Dawnya: Initially I was like, you know, “These people are taking our jobs, they’re just taking all our resources.” You know, all the stereotypes. I didn’t realize they were wrong until I met a Dreamer (a US-based student activist — often having had lived and gone to school in the US for most of his/her life — who does not have American citizenship and is fighting for it, and for others like him/her to gain it). He talked about, you know, losing his mom because she was deported and losing his dad the same way. And he talked about, having the added barrier of language and the added, added barrier of being gay. And just, you know, all of these added barriers that I will never have to face.
Zeke: And so, with the Dreamers, we organized. We spoke in churches, in neighborhoods, in community centers, in recreation centers. Our kids went on TV, they were in the newspapers. And they were able to change the narrative, because the idea before we started participating (from those opposed to the law) was that the Dream Act was going to turn black communities and Hispanic communities against each other.

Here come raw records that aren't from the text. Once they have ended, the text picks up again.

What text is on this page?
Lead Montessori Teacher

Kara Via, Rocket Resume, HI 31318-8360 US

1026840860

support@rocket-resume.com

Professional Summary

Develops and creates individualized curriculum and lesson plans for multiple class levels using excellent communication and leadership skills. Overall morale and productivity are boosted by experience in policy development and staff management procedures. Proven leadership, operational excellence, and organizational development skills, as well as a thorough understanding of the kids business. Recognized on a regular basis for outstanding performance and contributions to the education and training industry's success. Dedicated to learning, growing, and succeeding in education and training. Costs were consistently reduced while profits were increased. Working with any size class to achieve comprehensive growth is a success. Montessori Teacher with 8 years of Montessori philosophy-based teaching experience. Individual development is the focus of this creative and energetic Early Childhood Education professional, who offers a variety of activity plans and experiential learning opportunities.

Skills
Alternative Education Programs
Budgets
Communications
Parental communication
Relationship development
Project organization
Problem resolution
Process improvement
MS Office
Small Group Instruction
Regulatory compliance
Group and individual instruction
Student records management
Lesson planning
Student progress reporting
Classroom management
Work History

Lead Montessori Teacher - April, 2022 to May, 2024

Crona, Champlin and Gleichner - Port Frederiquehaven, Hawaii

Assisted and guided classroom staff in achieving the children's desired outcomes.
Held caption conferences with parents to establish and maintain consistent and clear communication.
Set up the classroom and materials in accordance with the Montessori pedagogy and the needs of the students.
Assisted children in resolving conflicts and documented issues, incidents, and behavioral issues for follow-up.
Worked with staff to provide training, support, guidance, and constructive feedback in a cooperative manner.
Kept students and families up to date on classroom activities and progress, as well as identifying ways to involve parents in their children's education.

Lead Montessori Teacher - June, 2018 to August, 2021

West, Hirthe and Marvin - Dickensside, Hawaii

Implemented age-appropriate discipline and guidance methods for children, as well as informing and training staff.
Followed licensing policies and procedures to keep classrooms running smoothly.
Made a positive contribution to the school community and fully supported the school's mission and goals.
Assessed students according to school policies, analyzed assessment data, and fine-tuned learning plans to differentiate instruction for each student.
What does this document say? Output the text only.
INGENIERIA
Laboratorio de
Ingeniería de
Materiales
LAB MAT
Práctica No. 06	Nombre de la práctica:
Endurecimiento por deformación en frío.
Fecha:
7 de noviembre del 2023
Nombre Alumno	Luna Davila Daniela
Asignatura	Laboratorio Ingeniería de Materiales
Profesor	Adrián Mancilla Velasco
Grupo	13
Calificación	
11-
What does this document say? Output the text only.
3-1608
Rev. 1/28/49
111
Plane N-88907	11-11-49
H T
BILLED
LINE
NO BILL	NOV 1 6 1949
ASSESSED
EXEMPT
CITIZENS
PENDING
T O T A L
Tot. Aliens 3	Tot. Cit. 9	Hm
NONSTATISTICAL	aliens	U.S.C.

But our kids said: “No! This is not about them versus us. This is about how can we all move forward together.” And that in order to build enough power to pass the Dream Act, we need to create relationships with the Dreamers, with the Hispanic community, with the Greek community and with the Chinese community, and with all these communities that have essentially been voiceless in our city. They realized that when we’re divided, when we’re fighting amongst each other, we don’t have power . But all of us together: black people, Hispanic people, Asian people, Jewish people, white people, when we come together, that’s how we gain power and that’s how we move our city, our state, and ultimately our country forward.
The Dream Act passed 3 to 1.
Dawnya: I think that was the first incident in my life where I felt like I had, you know, the power. There was finally an instance in my life where I could have the power and I could control the outcome, not only for myself but for somebody else.
This video and article were created by Faolan Jones for Teach For All.